As you watch this stop motion process, which is achieved by moving objects (puppets, clay figures, etc.) bit by bit (to give the illusion of motion) across individually photographed frames of film, you wonder how it ever did get finished.  I cannot imagine the patience it takes to make this happen.  For MAD GOD, the opening sequence, a riff on the tower of Babel, alone took a few years. This is the sort of craft that was once more common in cinemas, and every moment of this film felt retro in the most  thrilling of fashions.  No matter what played out, I was in awe.  No one can deny the craft.  What does play out, and what it means, however, will be subject to much debate.

There is no traditional narrative.  No spoken dialogue.  The characters are not identified.  But Tippett's statements are unmissable.  For all the interpretations you can pull out of the continuous onslaught of very disturbing imagery, it all comes back to life and death.  Creation and annihilation.  A world rebuilding itself after inevitable decay.   Tippett is a philosopher of nihilism here.  He creates endless scenes of worker drones who toil only to be crushed and decapitated.  Monstrous creatures that snatch newborns and pulverize them into a sort of cosmic dust, dispersed to create a new world that will be as bleak and hopeless as the previous. 

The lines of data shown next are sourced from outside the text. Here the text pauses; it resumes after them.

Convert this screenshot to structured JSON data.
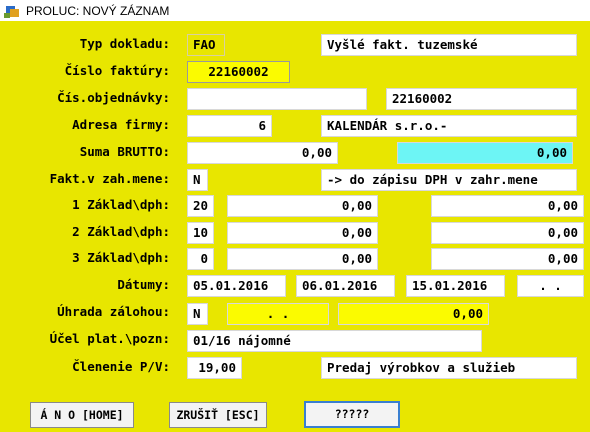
{
  "window": {
    "title": "PROLUC: NOVÝ ZÁZNAM",
    "icon": "app-icon"
  },
  "labels": {
    "typ": "Typ dokladu:",
    "cislo": "Číslo faktúry:",
    "objed": "Čís.objednávky:",
    "adresa": "Adresa firmy:",
    "suma": "Suma BRUTTO:",
    "fakt": "Fakt.v zah.mene:",
    "z1": "1 Základ\\dph:",
    "z2": "2 Základ\\dph:",
    "z3": "3 Základ\\dph:",
    "datumy": "Dátumy:",
    "uhrada": "Úhrada zálohou:",
    "ucel": "Účel plat.\\pozn:",
    "clen": "Členenie P/V:"
  },
  "fields": {
    "typ_code": "FAO",
    "typ_desc": "Vyšlé fakt. tuzemské",
    "cislo": "22160002",
    "objed_left": "",
    "objed_right": "22160002",
    "adresa_code": "6",
    "adresa_name": "KALENDÁR s.r.o.-",
    "suma": "0,00",
    "suma2": "0,00",
    "fakt_flag": "N",
    "fakt_desc": "-> do zápisu DPH v zahr.mene",
    "z1_rate": "20",
    "z1_base": "0,00",
    "z1_vat": "0,00",
    "z2_rate": "10",
    "z2_base": "0,00",
    "z2_vat": "0,00",
    "z3_rate": "0",
    "z3_base": "0,00",
    "z3_vat": "0,00",
    "datum1": "05.01.2016",
    "datum2": "06.01.2016",
    "datum3": "15.01.2016",
    "datum4": " .  . ",
    "uhrada_flag": "N",
    "uhrada_date": " .  . ",
    "uhrada_amount": "0,00",
    "ucel": "01/16 nájomné",
    "clen_code": "19,00",
    "clen_desc": "Predaj výrobkov a služieb"
  },
  "buttons": {
    "ano": "Á N O [HOME]",
    "zrusit": "ZRUŠIŤ [ESC]",
    "unknown": "?????"
  },
  "colors": {
    "form_bg": "#e8e600",
    "highlight_yellow": "#fbfb00",
    "highlight_cyan": "#6df5f5",
    "default_button_border": "#3a7fd0"
  }
}
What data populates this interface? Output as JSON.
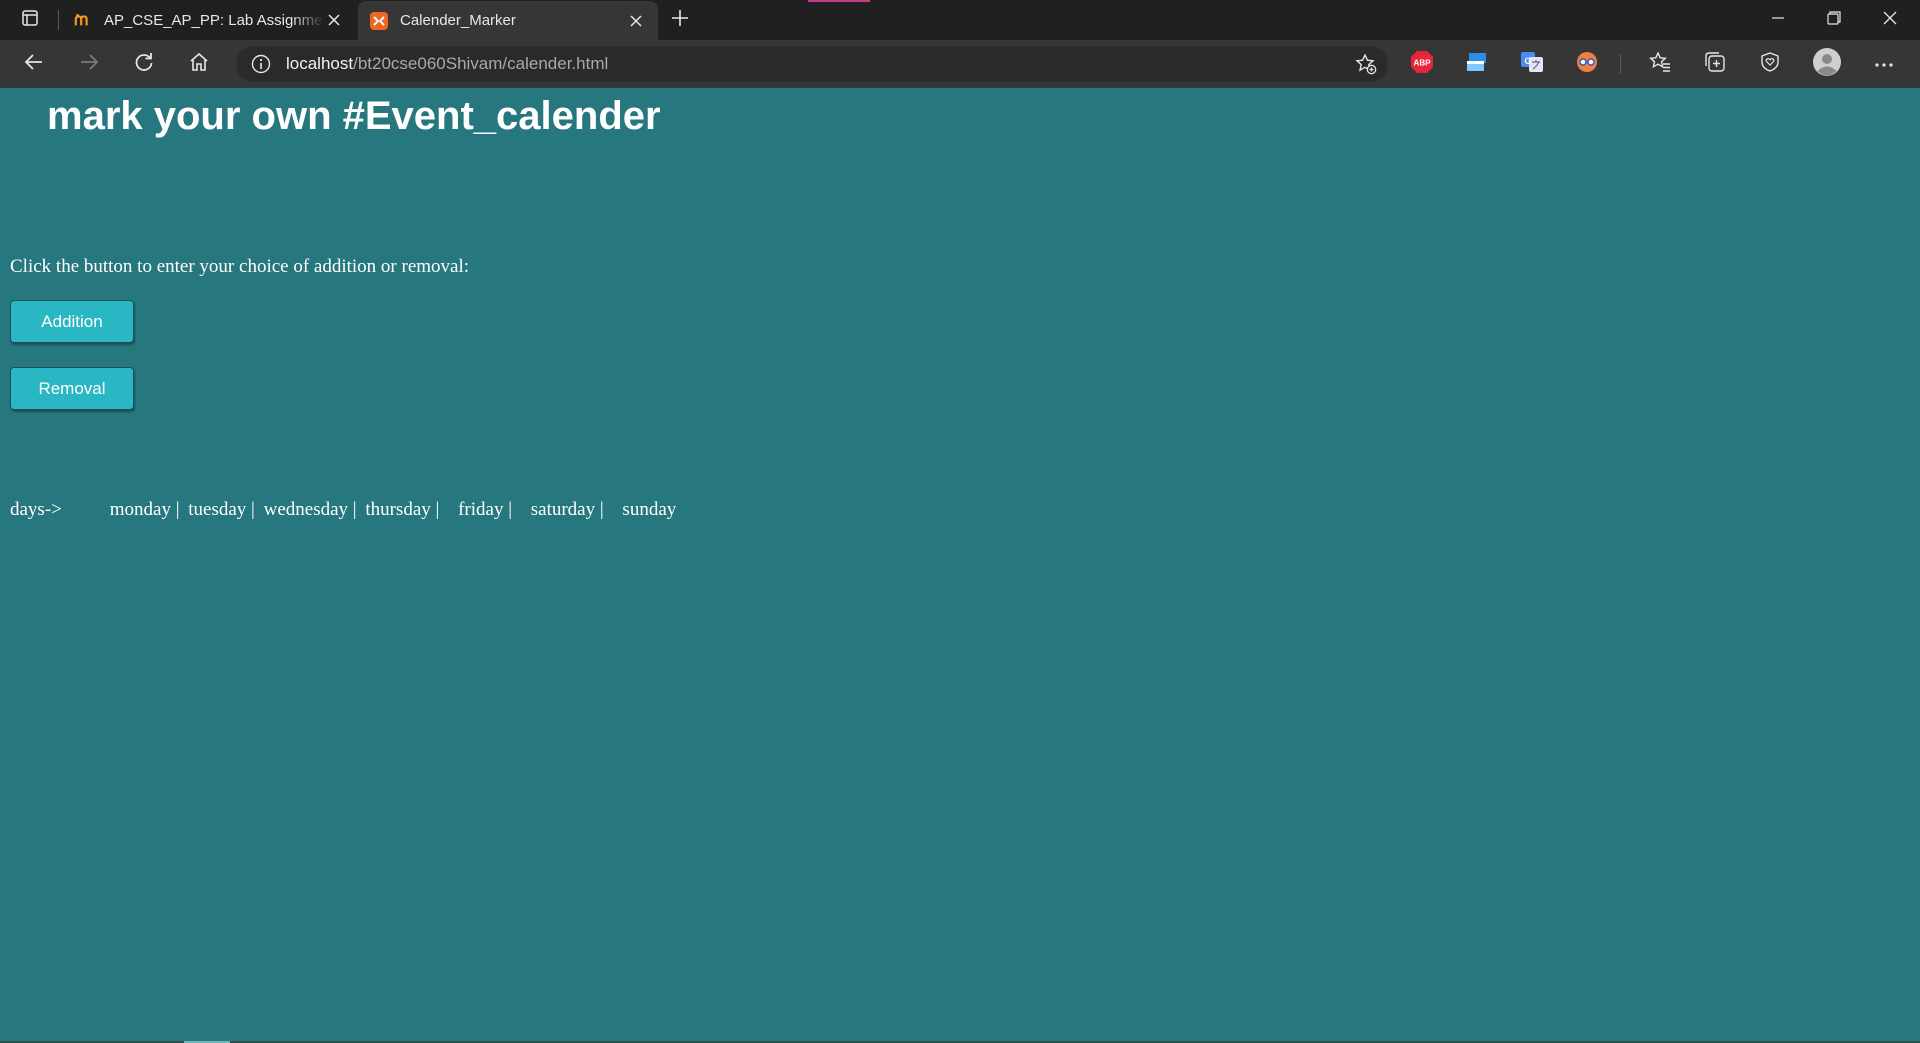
{
  "browser": {
    "tabs": [
      {
        "title": "AP_CSE_AP_PP: Lab Assignment",
        "favicon": "moodle-icon",
        "active": false
      },
      {
        "title": "Calender_Marker",
        "favicon": "xampp-icon",
        "active": true
      }
    ],
    "address": {
      "host": "localhost",
      "path": "/bt20cse060Shivam/calender.html"
    },
    "extensions": {
      "abp": "ABP"
    }
  },
  "page": {
    "heading": "mark your own #Event_calender",
    "instruction": "Click the button to enter your choice of addition or removal:",
    "buttons": {
      "addition": "Addition",
      "removal": "Removal"
    },
    "days_label": "days->",
    "days": [
      "monday |",
      "tuesday |",
      "wednesday |",
      "thursday |",
      "friday |",
      "saturday |",
      "sunday"
    ]
  },
  "colors": {
    "page_background": "#27777f",
    "button_background": "#2ab7c4",
    "chrome_dark": "#202020",
    "chrome_toolbar": "#363636"
  }
}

The images are graphic, sometimes scatalogical.   We marvel at the debris stewn landscapes, appearing as if a steampunk nightmare, or a Nine Inch Nails or Tool music video.  While this film is startlingly original, it was impossible not to be reminded of others, everything from German Expressionism to Stanley Kubrick to Terry Gilliam to perhaps even Gaspar Noe.  Dan Wool's score, sometimes dissonant and other times almost soothing, perfectly matches the visuals.  

MAD GOD opens with a verse from Leviticus, and the entire film plays like the grimmest parts of the Old Testament.  Perhaps the title refers to a deity who has given up on mankind and left him to create some sort of terrible order that is doomed to fail.  Or one who is not a loving god but one who creates terminal worlds for his own sick amusement.  Or "mad" as defined as insane.  Rewatches will send you down different interpretive trails and rabbit holes.

Even with its short running time, the relentlessness of MAD GOD did get to me, but unlike some viewers the lack of said narrative did not disassociate me from the movie.  I was all too clued into Phil Tippett's astonishingly dark imagination, and emotionally spent by the conclusion.